Renseigner ses coordonnées bancaires avant d'accéder à un site pornographique. C'est le nouvel usage auquel vont devoir s'habituer les Français pour un moment en tout cas. Cette nouvelle règle fait suite à l'adoption de la loi visant à sécuriser et réguler l'espace numérique (SREN) mercredi dernier à l'Assemblée nationale.
Cette loi entend notamment préserver les mineurs de l'exposition à des contenus pornographiques. Leur consommation chez les plus jeunes ayant fortement augmenté ces dernières années, avec des effets sur leur vision de la sexualité voire des traumatismes pour les plus jeunes, rapportent certaines études.
Pour ce faire, la loi exige ainsi que les sites mettent en place une vérification de l'âge systématique, qui ne soit pas basée sur du déclaratif. L'Autorité de régulation de la communication audiovisuelle et numérique (Arcom), qui a en charge de contrôler, puis de bloquer les sites qui ne respectent pas la loi, a publié ce jeudi un référentiel technique.
Les solutions devront respecter deux critères principaux : l'efficacité et le respect de la vie privée. En attendant que des systèmes conformes soient mis en place, l'Arcom autorise les sites à demander un numéro de carte bancaire aux utilisateurs par le biais d'une transaction de 0 euros ou d'une simple authentification. La carte bancaire en France n'est délivrée qu'à partir de l'âge de 16 ans. De quoi exclure a priori les plus jeunes internautes. Toutefois, certaines banques délivrent des cartes spéciales ado ou enfants avant cet âge, avec pour certaines la possibilité de payer en ligne... Reste à déterminer si les systèmes parviennent à repérer ce type de carte.
Une solution temporaire
Cette solution est temporaire, pour une durée de 6 mois, indique le référentiel. Elle « constituerait une première modalité de filtrage d'une partie des mineurs. Cette solution temporaire repose en effet sur une infrastructure déjà déployée et mobilisable », peut-on lire.
Plusieurs conditions doivent toutefois être respectées : un service tiers qui doit opérer la vérification pas le site lui-même, une authentification forte (DSP2) est nécessaire pour vérifier que la personne utilisant la carte est bien son titulaire. L'Arcom précise que les conditions d'utilisation de ce système de vérification seront précisées dans six mois.
Lors d'une interview accordée à La Voix du Nord le 9 avril, Marie-Laure Denis, la présidente de la Commission nationale de l'informatique et des libertés (CNIL), s'était montrée favorable à ce système temporairement, en attendant la mise en place de solutions plus pérennes.

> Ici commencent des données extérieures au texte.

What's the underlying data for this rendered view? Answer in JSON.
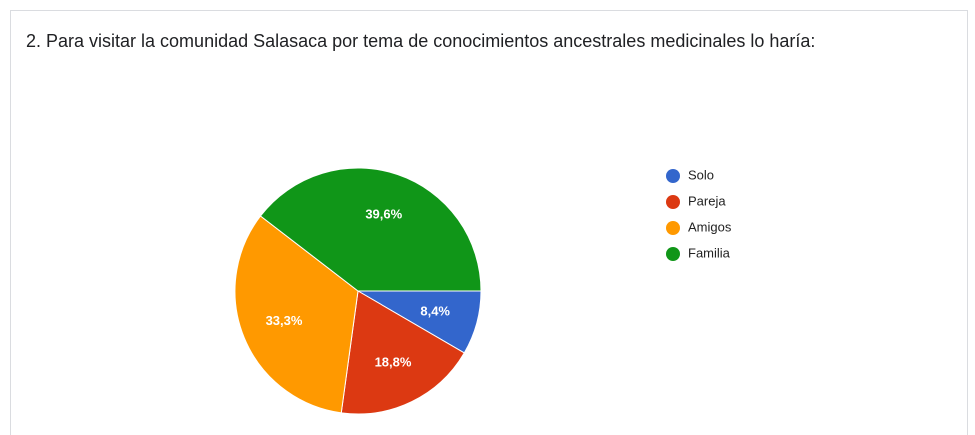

Au bout de la période temporaire, les sites devront ensuite mettre en place un système plus robuste. Les sites sont libres de choisir la solution qu'ils préfèrent, voire d'en proposer plusieurs. Cela peut être un système à double anonymat - l'identité de l'utilisateur est vérifiée, mais le site n'a pas accès à son identité et l'instance qui s'assure de son identité ne sait pas pour quelle raison elle le fait. Autre possibilité : des technologies scannant le visage afin de déterminer l'âge d'une personne. Le tout est que la solution choisie coche la quinzaine de critères listés par l'Arcom.
Parmi ceux-ci, on trouve : la résistance de la technique aux contournements (par exemple, un système de scan du visage doit pouvoir reconnaître un deepfake), l'obligation de renouveler la vérification de l'âge à chaque session et au bout d'une heure d'inactivité. Avant la vérification, l'utilisateur ne pourra voir aucun contenu pornographique, explique le document. La page d'accueil pourra, par exemple, être floutée.
Les systèmes de vérification ne devront pas discriminer une population
Par ailleurs, les sites devront s'assurer que leur système ne discrimine pas une partie de la population. Ce qui peut être le cas des systèmes de reconnaissance des traits du visage qui calcule un âge approximatif. Du fait de leurs données d'entraînement, ils peuvent fonctionner moins bien sur les peaux foncées et sur les femmes.
Toute une liste de critères concerne le respect de la vie privée. Les sites pornos n'ont, par exemple, pas l'autorisation d'avoir accès aux données personnelles demandées par le service de vérification d'âge. Le prestataire en charge de la vérification ne doit pas conserver les données.
Le document précise que ces critères sont susceptibles d'évoluer pour tenir compte de l'état de l'art des technologies.
Reste à savoir comment techniquement cette obligation va être opérée. Plusieurs pays comme l'Australie et le Royaume-Uni (qui revient toutefois à la charge) ont précédemment échoué à mettre efficacement en place des systèmes de vérification de l'âge. La carte bancaire a le mérite d'être facilement déployable.